Ho parlato poc’anzi di stringente congruenza drammaturgica possibile tra visivo e sonoro. Ebbene se questa si dà, come nel caso di Gravity, è perché reputo sia in gioco un’elaborazione discorsiva che accorda ad ottico e acustico opportunità configurative in non sbilanciata misura, consentendo all’acustico, anche per via dell’Atmos, di esercitare in diverse occasioni, a partire dal lungo stadio iniziale richiamato, una veicolazione di senso non facilmente trascurabile. Aver sottolineato, in rapporto alle valenze dischiuse dall’Atmos, la sintonica correlazione di ottico e acustico nella processualità discorsiva del film muove in una precisa direzione.
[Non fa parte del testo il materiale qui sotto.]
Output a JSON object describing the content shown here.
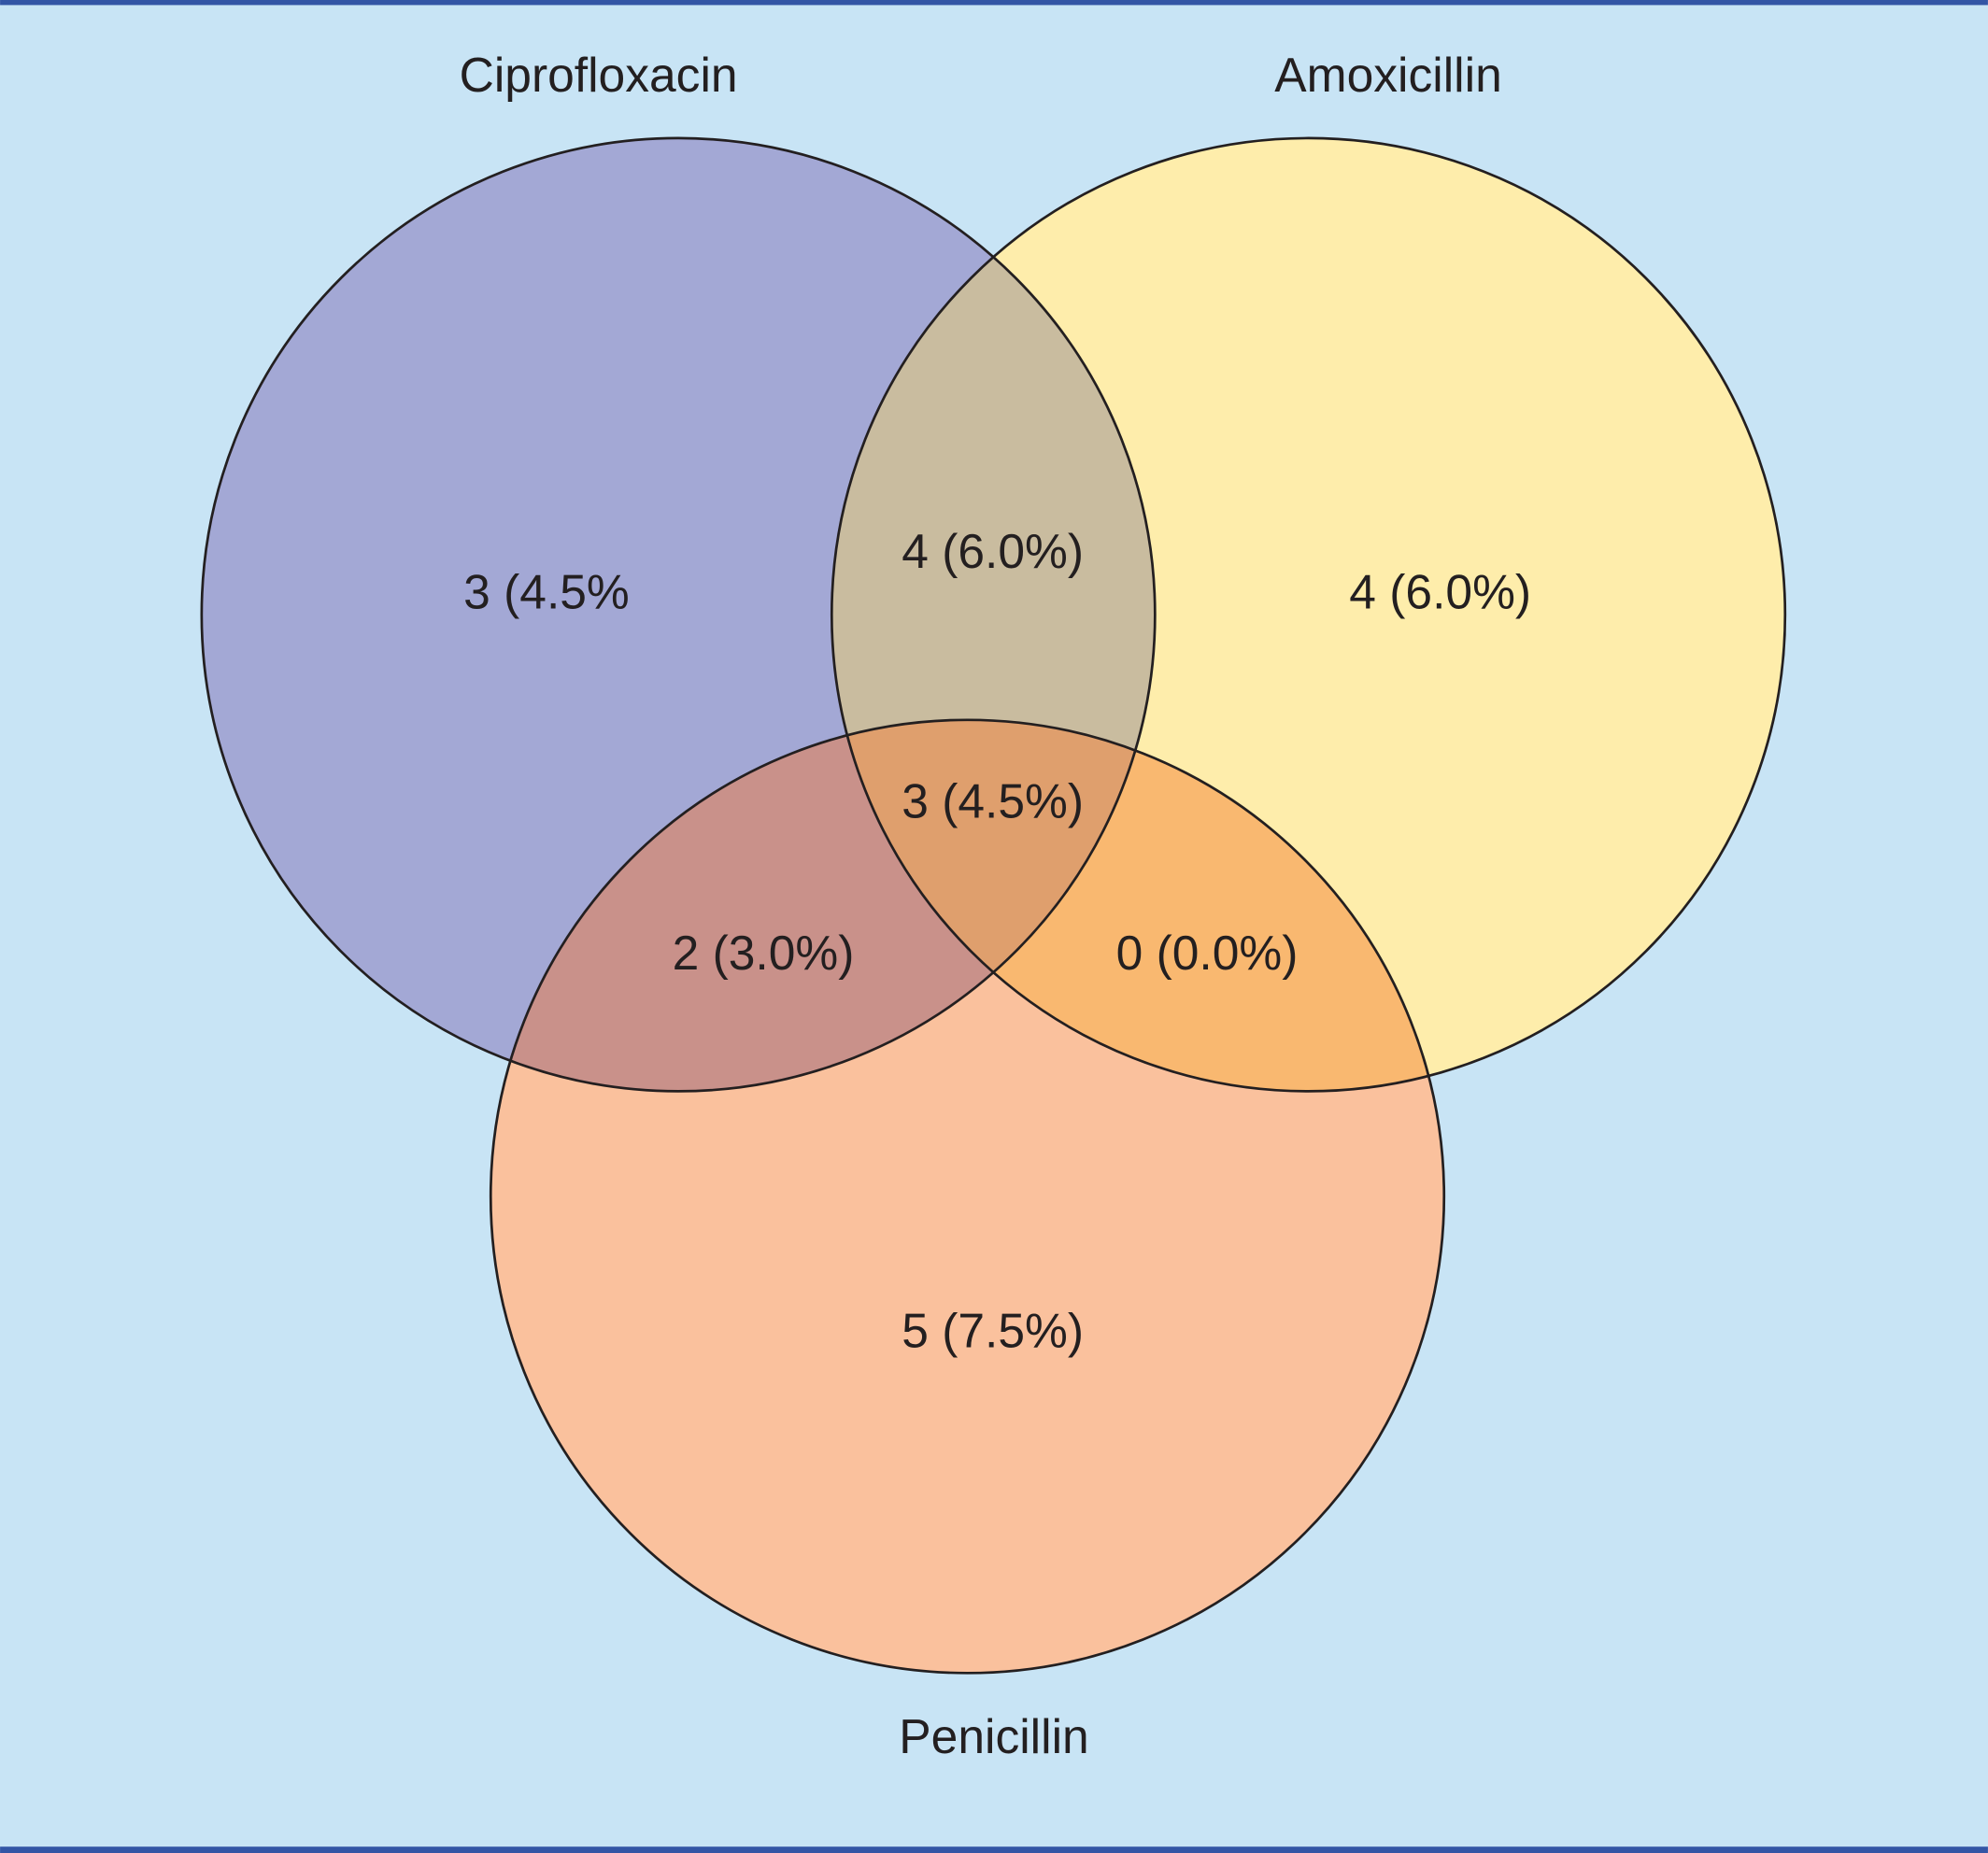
{
  "sets": [
    {
      "label": "Ciprofloxacin"
    },
    {
      "label": "Amoxicillin"
    },
    {
      "label": "Penicillin"
    }
  ],
  "regions": [
    {
      "label": "3 (4.5%"
    },
    {
      "label": "4 (6.0%)"
    },
    {
      "label": "4 (6.0%)"
    },
    {
      "label": "3 (4.5%)"
    },
    {
      "label": "2 (3.0%)"
    },
    {
      "label": "0 (0.0%)"
    },
    {
      "label": "5 (7.5%)"
    }
  ]
}
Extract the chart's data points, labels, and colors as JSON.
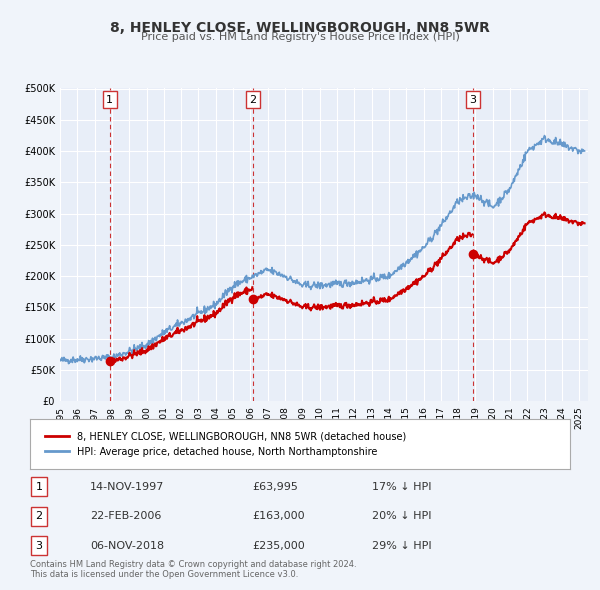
{
  "title": "8, HENLEY CLOSE, WELLINGBOROUGH, NN8 5WR",
  "subtitle": "Price paid vs. HM Land Registry's House Price Index (HPI)",
  "background_color": "#f0f4fa",
  "plot_bg_color": "#e8eef8",
  "hpi_color": "#6699cc",
  "price_color": "#cc0000",
  "ylim": [
    0,
    500000
  ],
  "yticks": [
    0,
    50000,
    100000,
    150000,
    200000,
    250000,
    300000,
    350000,
    400000,
    450000,
    500000
  ],
  "xlim_start": 1995.0,
  "xlim_end": 2025.5,
  "sales": [
    {
      "year": 1997.87,
      "price": 63995,
      "label": "1"
    },
    {
      "year": 2006.14,
      "price": 163000,
      "label": "2"
    },
    {
      "year": 2018.84,
      "price": 235000,
      "label": "3"
    }
  ],
  "sale_vlines": [
    1997.87,
    2006.14,
    2018.84
  ],
  "legend_labels": [
    "8, HENLEY CLOSE, WELLINGBOROUGH, NN8 5WR (detached house)",
    "HPI: Average price, detached house, North Northamptonshire"
  ],
  "table_rows": [
    {
      "num": "1",
      "date": "14-NOV-1997",
      "price": "£63,995",
      "hpi": "17% ↓ HPI"
    },
    {
      "num": "2",
      "date": "22-FEB-2006",
      "price": "£163,000",
      "hpi": "20% ↓ HPI"
    },
    {
      "num": "3",
      "date": "06-NOV-2018",
      "price": "£235,000",
      "hpi": "29% ↓ HPI"
    }
  ],
  "footnote": "Contains HM Land Registry data © Crown copyright and database right 2024.\nThis data is licensed under the Open Government Licence v3.0."
}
Che è esattamente quella che impegna, a costo di menzionare una condizione ovvia, la maniera di far lavorare reciprocamente entrambi i registri in una prospettiva immaginativa e formale forte, capace di intensificare creativamente il sapere che il film produce. Che è poi evidentemente il compito di una cooperazione scritturale quanto mai sensibile, in prima istanza, tra regista e sound designer (in relazione al dispositivo sonoro adottato). Al momento, riscontri di tale diffusa efficacia in questa specifica angolazione non riesco ad individuarne molti. Ma ho già in precedenza riferito che il perimetro d’elezione della piattaforma è finora, prevalentemente, quello concernente il cinema mainstream americano, flesso (con le dovute eccezioni, s’intende) perlopiù a predisporre una spettacolare intensificazione simulativa dei suoni extra-musicali in chiave mimetico-realistica. E tuttavia, stante l’ineludibile fatto che anche all’interno della stessa tipologia cinematografica appena richiamato agiscano esperienze orientate in varia accezione e sottigliezza nella ricerca immaginaria e concettuale, si può ragionevolmente ipotizzare che non tarderanno sperimentazioni maggiormente audaci in plurime direzioni. Sperimentazioni che riescano ad investire consistentemente e preziosamente anche la struttura formale del film secondo molteplici e produttive combinazioni. Sperimentazioni magari inerenti la predisposizione di una diversa canalizzazione separativa tra suoni interni e suoni esterni (Chion) o separativa tra voce narrante e voci e suoni diegetici. Oppure implicanti una differente articolazione restituiva nello spazio d’ascolto della musica diegetica ed extra-diegetica. O ancora…

 

Ma è davvero opportuno far avanzare ulteriormente il ragionamento in chiave ipotetica? Non è forse più legittimo auspicare semplicemente che, mediante l’adozione dell’Atmos, possano emergere elaborazioni cinematografiche tali da consentire sostanziali esperienze spettatoriali di segno distante e diverso da quelle, a vario peso e natura, oggettivamente partecipi dello spettacolo generalizzato che ci circonda? Entro il quale (necessita davvero ricordarlo?) la costante sollecitazione sensoriale costituisce fin troppo spesso arma potentemente seduttiva quanto, e non poco, reificante.